Ernstig. Vertroostend. Het Woord in het middelpunt. Eenvoudig. Deze kernwoorden wil ik noemen als uitgangspunt van mijn antwoord.

Ernstig. Elke rouwdienst bevestigt de waarheid van Gods Woord: de bezoldiging (het loon) van de zonde is de dood (Rom. 6:23). Elke rouwdienst bepaalt ons bij ons eigen sterven. Dat betekent: God ontmoeten. En dan. Eeuwig wel of eeuwig wee. Ernstig klinkt de vraag: Ben jij, al ben je jong, bereid om te sterven?

Vertroostend. In een rouwdienst is een familie samengekomen vol verdriet. Het doet goed als je dat verdriet proeft. Het is een teken van hartelijke liefde en verbondenheid met hem of haar die stierf. In dit verdriet mag de troost klinken die de Heere schenken wil aan rouwdragenden.

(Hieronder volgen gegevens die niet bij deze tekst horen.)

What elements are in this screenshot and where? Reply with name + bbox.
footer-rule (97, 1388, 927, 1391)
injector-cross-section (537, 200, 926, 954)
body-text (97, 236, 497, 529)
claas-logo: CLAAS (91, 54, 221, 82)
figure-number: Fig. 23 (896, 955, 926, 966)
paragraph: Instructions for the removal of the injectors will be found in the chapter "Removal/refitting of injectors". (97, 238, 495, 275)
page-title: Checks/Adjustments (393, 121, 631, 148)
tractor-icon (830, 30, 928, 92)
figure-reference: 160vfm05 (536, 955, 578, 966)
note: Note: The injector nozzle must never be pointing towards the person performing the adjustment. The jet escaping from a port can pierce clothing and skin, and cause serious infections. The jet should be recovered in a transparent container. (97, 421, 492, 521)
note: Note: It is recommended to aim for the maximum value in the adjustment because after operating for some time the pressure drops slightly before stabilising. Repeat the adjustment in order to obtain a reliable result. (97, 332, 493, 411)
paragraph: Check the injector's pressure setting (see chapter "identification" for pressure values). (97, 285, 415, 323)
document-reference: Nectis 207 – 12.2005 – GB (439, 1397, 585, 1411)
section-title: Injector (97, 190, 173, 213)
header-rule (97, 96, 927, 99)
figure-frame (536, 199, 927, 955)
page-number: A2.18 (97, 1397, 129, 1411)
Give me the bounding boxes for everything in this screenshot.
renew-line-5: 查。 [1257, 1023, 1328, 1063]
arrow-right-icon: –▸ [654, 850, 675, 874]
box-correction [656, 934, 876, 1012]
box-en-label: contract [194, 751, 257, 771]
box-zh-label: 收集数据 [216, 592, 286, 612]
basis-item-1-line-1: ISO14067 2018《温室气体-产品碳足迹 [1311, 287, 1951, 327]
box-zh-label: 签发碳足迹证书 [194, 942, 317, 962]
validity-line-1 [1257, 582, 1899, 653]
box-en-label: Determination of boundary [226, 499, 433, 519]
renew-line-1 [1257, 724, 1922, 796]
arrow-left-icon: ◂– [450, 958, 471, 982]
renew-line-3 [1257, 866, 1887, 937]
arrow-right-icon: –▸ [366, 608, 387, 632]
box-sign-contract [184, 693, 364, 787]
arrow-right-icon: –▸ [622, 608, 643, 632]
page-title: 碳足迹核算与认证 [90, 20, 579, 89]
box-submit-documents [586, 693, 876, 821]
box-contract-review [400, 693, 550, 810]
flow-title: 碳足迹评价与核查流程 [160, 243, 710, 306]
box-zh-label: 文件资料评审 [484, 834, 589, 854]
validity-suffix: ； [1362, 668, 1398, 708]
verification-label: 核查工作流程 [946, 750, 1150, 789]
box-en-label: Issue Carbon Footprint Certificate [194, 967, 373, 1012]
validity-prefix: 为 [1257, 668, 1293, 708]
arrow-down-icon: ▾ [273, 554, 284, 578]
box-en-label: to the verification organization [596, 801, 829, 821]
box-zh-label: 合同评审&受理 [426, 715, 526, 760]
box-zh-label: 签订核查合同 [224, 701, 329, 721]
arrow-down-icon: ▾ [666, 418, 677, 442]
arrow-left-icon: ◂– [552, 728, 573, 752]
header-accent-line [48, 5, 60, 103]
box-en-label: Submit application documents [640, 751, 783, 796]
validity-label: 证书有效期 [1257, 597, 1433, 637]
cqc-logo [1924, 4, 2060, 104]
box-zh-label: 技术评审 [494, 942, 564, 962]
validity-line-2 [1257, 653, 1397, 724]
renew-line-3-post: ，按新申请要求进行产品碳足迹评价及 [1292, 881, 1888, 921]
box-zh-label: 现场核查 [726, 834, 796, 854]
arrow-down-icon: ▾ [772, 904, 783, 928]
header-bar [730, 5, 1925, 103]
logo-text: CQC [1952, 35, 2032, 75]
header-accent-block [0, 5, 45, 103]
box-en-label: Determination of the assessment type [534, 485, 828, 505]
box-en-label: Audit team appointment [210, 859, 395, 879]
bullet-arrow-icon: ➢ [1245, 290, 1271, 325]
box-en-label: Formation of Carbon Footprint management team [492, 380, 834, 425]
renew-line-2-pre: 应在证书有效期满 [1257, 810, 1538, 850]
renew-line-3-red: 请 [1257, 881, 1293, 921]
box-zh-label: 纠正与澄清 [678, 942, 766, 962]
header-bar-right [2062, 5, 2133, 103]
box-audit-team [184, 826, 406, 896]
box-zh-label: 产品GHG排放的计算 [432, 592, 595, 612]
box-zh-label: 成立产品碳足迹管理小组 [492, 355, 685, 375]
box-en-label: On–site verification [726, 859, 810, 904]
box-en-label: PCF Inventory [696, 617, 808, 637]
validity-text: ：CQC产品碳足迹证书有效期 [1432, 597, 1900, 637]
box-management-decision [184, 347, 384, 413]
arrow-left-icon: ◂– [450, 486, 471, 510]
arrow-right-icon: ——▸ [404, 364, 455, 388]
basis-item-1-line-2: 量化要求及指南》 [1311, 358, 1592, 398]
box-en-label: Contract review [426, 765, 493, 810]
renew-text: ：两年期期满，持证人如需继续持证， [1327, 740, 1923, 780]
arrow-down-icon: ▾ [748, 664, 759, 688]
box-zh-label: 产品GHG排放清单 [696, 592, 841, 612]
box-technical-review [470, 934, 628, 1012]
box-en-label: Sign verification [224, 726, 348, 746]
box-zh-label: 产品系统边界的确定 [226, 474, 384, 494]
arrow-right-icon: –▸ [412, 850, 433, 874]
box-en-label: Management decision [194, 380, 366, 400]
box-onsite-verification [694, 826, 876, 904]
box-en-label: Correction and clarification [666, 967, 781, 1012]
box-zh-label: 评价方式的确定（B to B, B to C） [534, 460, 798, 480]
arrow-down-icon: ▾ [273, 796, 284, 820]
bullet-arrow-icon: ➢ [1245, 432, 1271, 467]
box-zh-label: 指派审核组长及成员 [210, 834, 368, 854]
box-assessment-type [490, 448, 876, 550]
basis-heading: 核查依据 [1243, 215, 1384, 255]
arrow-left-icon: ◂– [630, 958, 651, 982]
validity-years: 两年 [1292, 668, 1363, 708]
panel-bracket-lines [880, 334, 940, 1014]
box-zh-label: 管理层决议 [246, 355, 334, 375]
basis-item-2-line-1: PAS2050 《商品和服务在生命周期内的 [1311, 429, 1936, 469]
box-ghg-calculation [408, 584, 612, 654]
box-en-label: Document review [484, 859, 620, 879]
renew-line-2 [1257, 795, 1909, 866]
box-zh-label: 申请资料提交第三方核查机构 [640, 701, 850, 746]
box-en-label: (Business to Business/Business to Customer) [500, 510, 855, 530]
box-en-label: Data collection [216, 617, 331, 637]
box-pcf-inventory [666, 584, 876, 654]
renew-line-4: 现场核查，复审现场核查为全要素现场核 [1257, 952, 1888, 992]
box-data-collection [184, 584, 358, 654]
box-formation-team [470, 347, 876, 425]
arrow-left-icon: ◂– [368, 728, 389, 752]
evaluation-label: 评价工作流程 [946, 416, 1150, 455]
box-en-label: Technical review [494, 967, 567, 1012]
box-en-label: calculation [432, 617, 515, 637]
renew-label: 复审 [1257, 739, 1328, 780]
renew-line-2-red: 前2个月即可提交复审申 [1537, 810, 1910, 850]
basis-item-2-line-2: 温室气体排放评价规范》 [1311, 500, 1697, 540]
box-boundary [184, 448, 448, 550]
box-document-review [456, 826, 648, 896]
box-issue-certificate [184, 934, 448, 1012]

Het Woord in het middelpunt. Nog klinkt de roepstem van de Heere tot de achtergebleven familie, tot buren, vrienden en gemeenteleden. Het Woord klinkt krachtig: Zoekt de HEERE terwijl Hij te vinden is. Dat Woord wijst op ons zondeloon en genadeloon. Het Woord predikt Christus Die de dood aanvaardde en overwon. Hij stierf als Borg voor de Zijnen. De oproep klinkt om niet rustig verder te leven, voordat je deze Middelaar persoonlijk mag kennen.

Haast vanzelfsprekend komen we zo bij het vierde kernwoord: eenvoudig. Maar wie bepaalt wanneer iets eenvoudig is of niet? De familie kan wensen hebben. De kerkenraad heeft bepaalde regels vastgesteld. Dat is logisch. Hij voelt zich verantwoordelijk voor rouwdiensten. Het is het verstandigste als families zich richten naar wat de kerkenraad heeft besloten. Zeker als deze daar goede redenen voor opgeeft.

Jouw kerkenraad heeft bepaald dat de kist van de overledene niet voor in de kerk mag staan. Dat doet hij niet zomaar. Tijdens de synode van Dordrecht (1618-1619) dacht de kerk al na over rouwdiensten. Dat blijkt uit de Dordtse Kerkorde die toen is opgesteld. In de nieuwste verklaring van deze kerkorde, van ds. J. Schipper, las ik: „Hoewel het in sommige kerken wel toegestaan wordt, zijn er vanouds veel bezwaren geweest tegen het brengen van het lijk in de kerk of in de zaal waar het Woord gesproken wordt. Het Woord moet immers komen tot de levenden en is niet gericht tot de doden. Al in 1608 (Appingedam) nam de kerkelijke vergadering dan ook het besluit: „Het is niet goedgevonden, dat de doden in de kerk gebracht worden.””

Mogelijk heeft je kerkenraad ook andere besluiten genomen, bijvoorbeeld over het wel of niet zingen tijdens deze dienst. Als ik me niet vergis, is de soberheid rond het sterven soms wel wat zoek. Families willen soms een gedichtje tijdens de dienst, een muziekstukje. Of een gezang laten spelen als de kist wordt uitgedragen. Rouwdiensten heten al „dankdiensten voor het leven van…” Ik ben bang dat de ernst van de dood zo naar de achtergrond wordt verdrongen. En dat is onverstandig.